Three things are required for beauty: wholeness, harmony, radiance.

It was Stephen's thought that the universe, as the product of a Great Artist, must be comprehensible in terms of integritas, consonantia, claritas- wholeness, harmony, radiance. Why, then, he asked himself, does it not appear so to the ordinary human mind? The only answer he could find was that we are not paying attention. We have not learned to observe closely enough. We do not have the Artist's eye for detail.

And so Pope Stephen paid very close attention to everything that entered his field of perception.

At the time of the Irish Pope's death in 1940, obituary writers all over the world compared him to every saint and sage in history: Buddha, Whitman, Plotinus, Rumi, Dante, Eckhart, John of Arc, St. Terrence of Avilla, and so on, and on; but the one who came closest to categorizing how Stephen's mind worked was an obscure Canadian professor of literature who wrote, "The only mind in history comparable to Stephen's was that of a fictitious character-Mr. Sherlock Holmes of Baker Street."

Like Tobias Knight, Pope Stephen had spent all his life "trying to find out what the hell was really going on," although he never expressed it that way.

He had decided that what was going on was that everybody was very carefully avoiding paying attention to what was going on.

The Stephenites called themselves "Seekers of the Real" and were always watching very closely to see what was going on. They all had posters in their rooms with the sainted Pope's famous remark: "If you don't pay attention to every little detail, you miss most of the jokes."

When Dr. Dashwood went out to lunch that day, he was stopped on the street by a haggard and wild-eyed minor bureaucrat who said his name was Joseph K.

"They have everybody mind-warped," Joseph K. said, clutching Dashwood's sleeve desperately.

"Yes, yes," Dashwood said, trying to disentangle himself. "But I really must hurry-"

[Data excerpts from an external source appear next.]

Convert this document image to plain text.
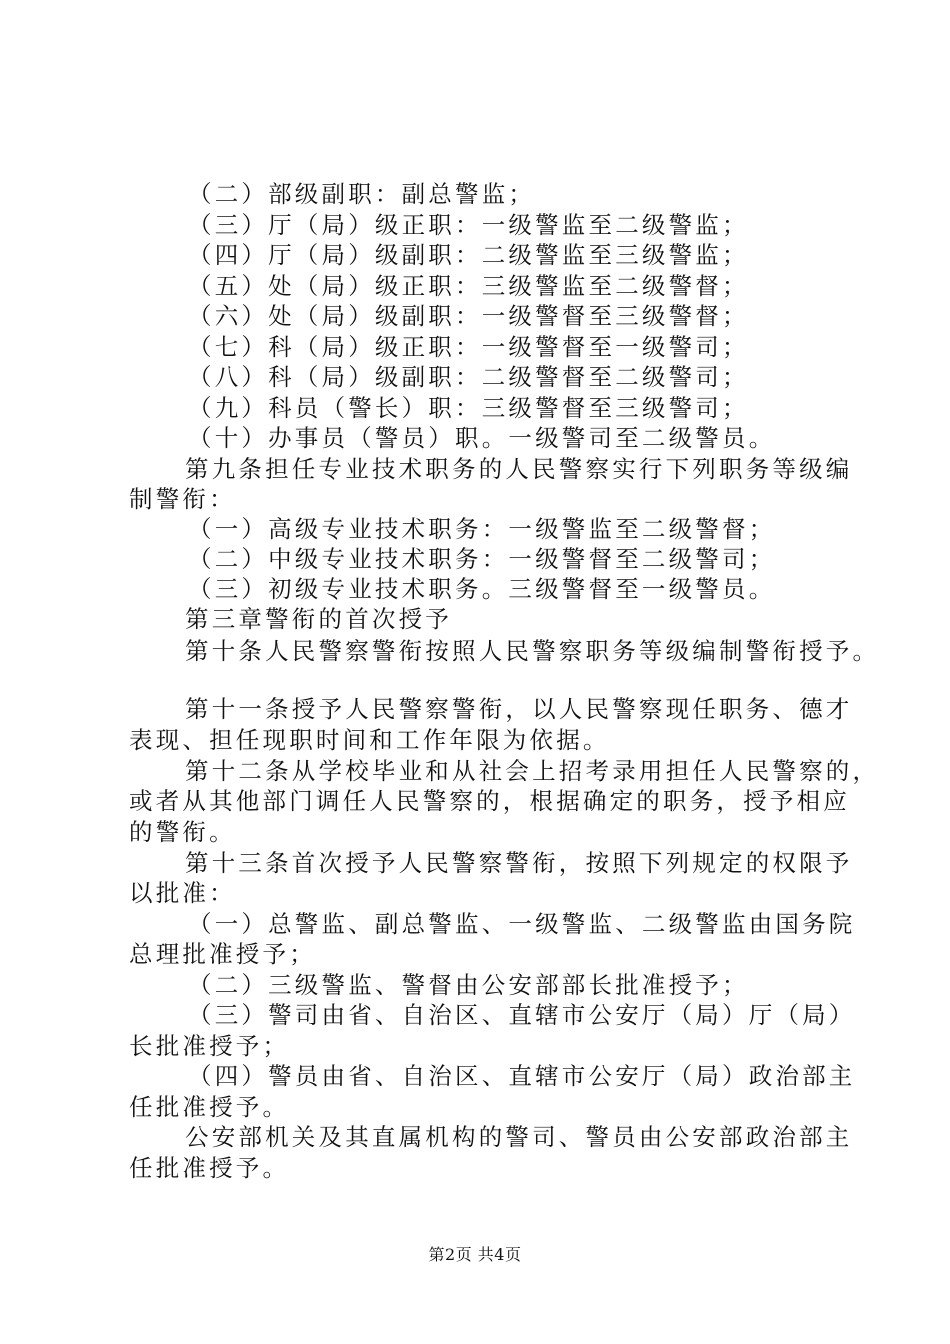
（二）部级副职：副总警监；
（三）厅（局）级正职：一级警监至二级警监；
（四）厅（局）级副职：二级警监至三级警监；
（五）处（局）级正职：三级警监至二级警督；
（六）处（局）级副职：一级警督至三级警督；
（七）科（局）级正职：一级警督至一级警司；
（八）科（局）级副职：二级警督至二级警司；
（九）科员（警长）职：三级警督至三级警司；
（十）办事员（警员）职。一级警司至二级警员。
第九条担任专业技术职务的人民警察实行下列职务等级编
制警衔：
（一）高级专业技术职务：一级警监至二级警督；
（二）中级专业技术职务：一级警督至二级警司；
（三）初级专业技术职务。三级警督至一级警员。
第三章警衔的首次授予
第十条人民警察警衔按照人民警察职务等级编制警衔授予。
第十一条授予人民警察警衔，以人民警察现任职务、德才
表现、担任现职时间和工作年限为依据。
第十二条从学校毕业和从社会上招考录用担任人民警察的，
或者从其他部门调任人民警察的，根据确定的职务，授予相应
的警衔。
第十三条首次授予人民警察警衔，按照下列规定的权限予
以批准：
（一）总警监、副总警监、一级警监、二级警监由国务院
总理批准授予；
（二）三级警监、警督由公安部部长批准授予；
（三）警司由省、自治区、直辖市公安厅（局）厅（局）
长批准授予；
（四）警员由省、自治区、直辖市公安厅（局）政治部主
任批准授予。
公安部机关及其直属机构的警司、警员由公安部政治部主
任批准授予。
第2页 共4页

"What are the charges against me?" Joseph K. demanded. "What are the charges against any of us? We all try to obey their rules, don't we? Of course we do; we know what will happen at the slightest, the most minute, the most microscopic infraction, do we not? Not that I mean to imply that they are wrong, necessarily, or unjust- you won't find any subversive literature or pornography in my room, I can assure you absolutely-no, certainly not unjust or in any way unfair, but it must be admitted that in the application of the rules, in the application, I say, they are sometimes overfinicky, a bit strained and literal, if you take my meaning."

"Certainly, certainly," Dashwood said, struggling to remove Joseph K.'s fingers from his sleeve. "But if you were to see a good counselor-not a psychiatrist, necessarily… I don't mean to imply-"

"We are all guilty," Joseph K. said flatly. "They have established so many rules, and recorded them in archives that the ordinary citizen cannot consult, that we must all, the most loyal and decent of us, stumble on a mere technicality occasionally. Not that I mean to assert that technicalities are not necessary, you understand, since it is important to spell out in detail the exact meaning intended in a statute, don't you agree, George?"

"Frank," Dashwood said automatically.